Contractual obligations have to be met, but what happens if compliance with them would result in a risk of United States trade sanctions being imposed? The High Court addressed that burning issue in a guideline case.
Pursuant to a facility agreement, a British Virgin Islands-registered company lent £30 million to a London-based retail bank. The company was wholly owned by a businessman who was subsequently placed, by means of an executive order, on a list of specially designated nationals by the US Department of the Treasury Office for Foreign Asset Control (OFAC).

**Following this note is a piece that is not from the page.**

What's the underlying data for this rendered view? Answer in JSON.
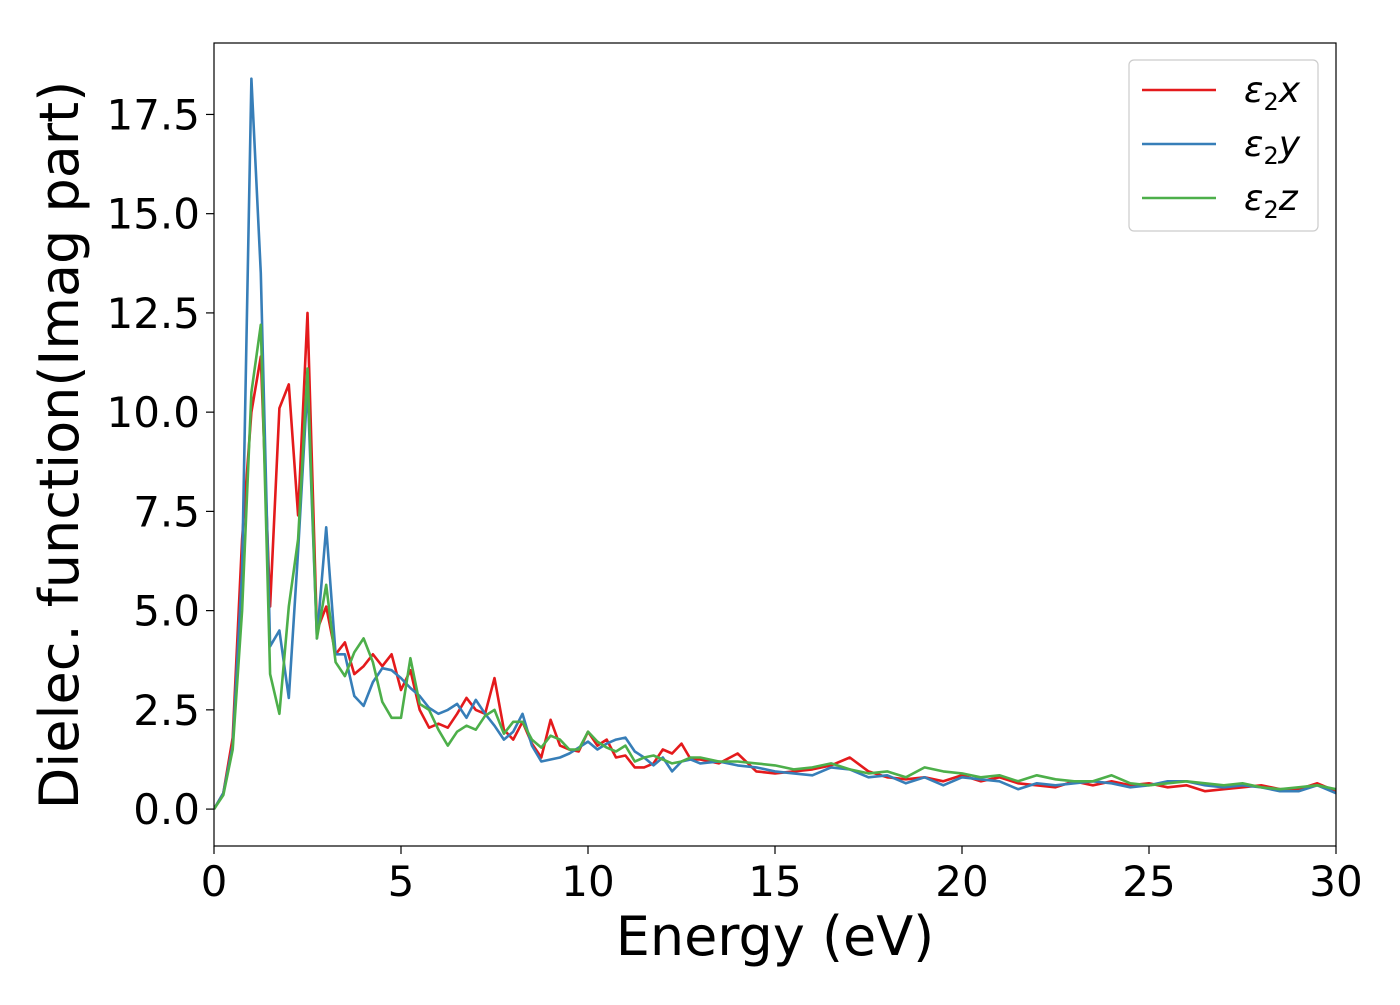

As a consequence of that designation, the businessman and the company became blocked persons within the meaning of the International Emergency Powers Act, a US federal statute. That meant that even non-US citizens, not dealing with property subject to US jurisdiction and not operating in the US, would be at risk of severe sanctions if they had any dealings with either of them.
The bank had, in those circumstances, ceased paying interest on the loan. About £3.6 million in arrears had accrued, but that sum had been ring-fenced pending the outcome of the case. The company sought a declaration that the bank continued to be obliged to make payments in accordance with the facility agreement.
In rejecting that application, however, the Court noted that a clause in the facility agreement stated that the bank would not be in default if it withheld payments in order to comply with any mandatory provision of law, regulation or court order. On a true interpretation of that provision, it entitled the bank to avoid the risk of potentially ruinous sanctions being imposed if it paid interest on the loan. The Court made a declaration to the effect that the bank was entitled to withhold payments under the facility agreement for so long as the company remained a blocked person.